I started writing a novel about human trafficking a little over three years ago. The inspiration for it came directly from a missions trip my wife went on. It was a trip to Nicaragua where she visited a rescue home that took underage girls out of forced prostitution. A few months after this trip, through people we know at our church and people my wife had met at the rescue home, I got to experience a real-life rescue attempt through in a third-hand sort of way through late night text messages.

Spurred by all of this, I also visited the same home a year later and had what can easily be described as a life-changing experience. If you’d like to read about that trip, I wrote a few posts about it here, here, and here.) When I got back home, after I had processed it all as well as I could, I continued writing the book, this time with first-hand experience.

The book eventually became Jubilee. While I would hesitate to call it a Christian novel, it does have Christian elements, a heavy element of faith, and a lot of talk of the gospel in it. So while I still see it as an adventure novel at heart, I also can’t deny that  it could possibly sneak by as a Christian fiction title in most book stores.

Of course, since I had published so much horror, I decided that releasing such a novel might seem like a tricky sort of move on my part I was faced with two possible outcomes: release it and totally confuse readers that had read my previous books, or release it and possibly attract new readers with this new genre, only to have them run away in terror if they decided to pick up another of my books.

The solution? A pen name. I shopped it around to agencies and had two near-hits. In the end, things never really worked out and I decided to self publish it. That’s how Jubilee by W.K. Parks came to be.

In the year or so that followed, the book got some great reviews and sold better than my own non-pen name titles. After some prayer and hard decisions, I decided that I needed to un-publish it, clean it up a bit more, and shop it around again…under my name this time.

Why? Well, there are two reasons.

First, one of the best things I believe self-publishing has done for the landscape of writing is that it had made many writers more willing to step out of their comfort zones. Writers are now experimenting with new genres and, for the most part, it seems to be working. Recently, David Mitchell, author of Cloud Atlas and The Bones Clocks, among others, said:  “Anything that is good grabs me, irrespective of its genre. The idea of confining an entire genre as being unworthy of your attention is a bizarre act of self-harm.” While his comment was geared towards readers, I think it absolutely applies to writers as well.

Secondly, as most of you know, I’m not ashamed of the fact that I’m a Christ-follower and would not want to seem that I was “hiding” behind a pen name. For a while, I felt that was exactly what I was doing.

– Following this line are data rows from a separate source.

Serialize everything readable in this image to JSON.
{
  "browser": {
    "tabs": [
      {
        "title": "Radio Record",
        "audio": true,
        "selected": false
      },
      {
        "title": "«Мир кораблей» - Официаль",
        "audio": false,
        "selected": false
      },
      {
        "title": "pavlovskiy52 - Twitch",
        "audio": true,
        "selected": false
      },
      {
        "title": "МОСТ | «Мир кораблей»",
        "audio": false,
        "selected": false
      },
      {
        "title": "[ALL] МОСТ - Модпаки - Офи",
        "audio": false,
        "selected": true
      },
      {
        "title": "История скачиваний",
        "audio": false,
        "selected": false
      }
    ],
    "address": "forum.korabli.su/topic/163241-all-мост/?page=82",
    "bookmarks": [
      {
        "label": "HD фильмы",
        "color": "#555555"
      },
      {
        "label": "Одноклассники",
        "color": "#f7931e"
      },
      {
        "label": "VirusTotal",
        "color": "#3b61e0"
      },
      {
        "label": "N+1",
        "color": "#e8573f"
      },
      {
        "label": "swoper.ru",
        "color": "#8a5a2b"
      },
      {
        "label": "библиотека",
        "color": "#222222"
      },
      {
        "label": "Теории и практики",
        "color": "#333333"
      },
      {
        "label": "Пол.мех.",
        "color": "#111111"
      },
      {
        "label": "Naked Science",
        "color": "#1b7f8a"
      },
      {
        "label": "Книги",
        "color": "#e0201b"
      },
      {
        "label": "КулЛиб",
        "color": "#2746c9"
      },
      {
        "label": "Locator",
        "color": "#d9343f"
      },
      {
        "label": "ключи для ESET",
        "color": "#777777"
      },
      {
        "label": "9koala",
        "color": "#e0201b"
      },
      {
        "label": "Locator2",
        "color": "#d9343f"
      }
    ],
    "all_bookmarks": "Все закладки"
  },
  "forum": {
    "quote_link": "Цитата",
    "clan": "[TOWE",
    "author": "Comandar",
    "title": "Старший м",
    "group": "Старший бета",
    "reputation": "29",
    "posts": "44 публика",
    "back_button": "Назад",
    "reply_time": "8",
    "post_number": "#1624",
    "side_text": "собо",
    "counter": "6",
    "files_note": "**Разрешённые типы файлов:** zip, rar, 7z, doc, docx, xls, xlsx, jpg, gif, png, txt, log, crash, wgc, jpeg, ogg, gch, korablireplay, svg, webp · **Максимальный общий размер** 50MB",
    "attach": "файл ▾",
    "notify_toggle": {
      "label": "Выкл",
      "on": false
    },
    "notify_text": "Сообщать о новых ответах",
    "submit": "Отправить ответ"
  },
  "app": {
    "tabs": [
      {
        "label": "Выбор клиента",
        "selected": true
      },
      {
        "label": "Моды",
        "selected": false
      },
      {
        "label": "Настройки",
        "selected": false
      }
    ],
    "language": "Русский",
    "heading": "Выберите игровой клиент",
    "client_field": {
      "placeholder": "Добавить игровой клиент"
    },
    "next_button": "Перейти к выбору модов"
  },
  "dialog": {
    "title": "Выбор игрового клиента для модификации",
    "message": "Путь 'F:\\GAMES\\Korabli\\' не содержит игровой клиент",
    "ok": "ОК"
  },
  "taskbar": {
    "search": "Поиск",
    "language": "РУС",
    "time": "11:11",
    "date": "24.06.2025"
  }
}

So I sent the book off to agencies and publishers. (Can you hear the elevator music that sometimes drifts through a writer’s head during this waiting period?)

JUBILEE_current draft_2Break Every Chain copy

A few months ago, I got an offer from Elk Lake Publishing to publish Jubilee. In a pretty awesome coincidence, I received the news less than a week after returning home from a return trip to Nicaragua. The book has since been re-titled Break Every Chain and you’ll be able to grab a copy in the next few days. One of my hopes for the books is that it will serve as further proof that genres, as a whole, really don’t define authors anymore.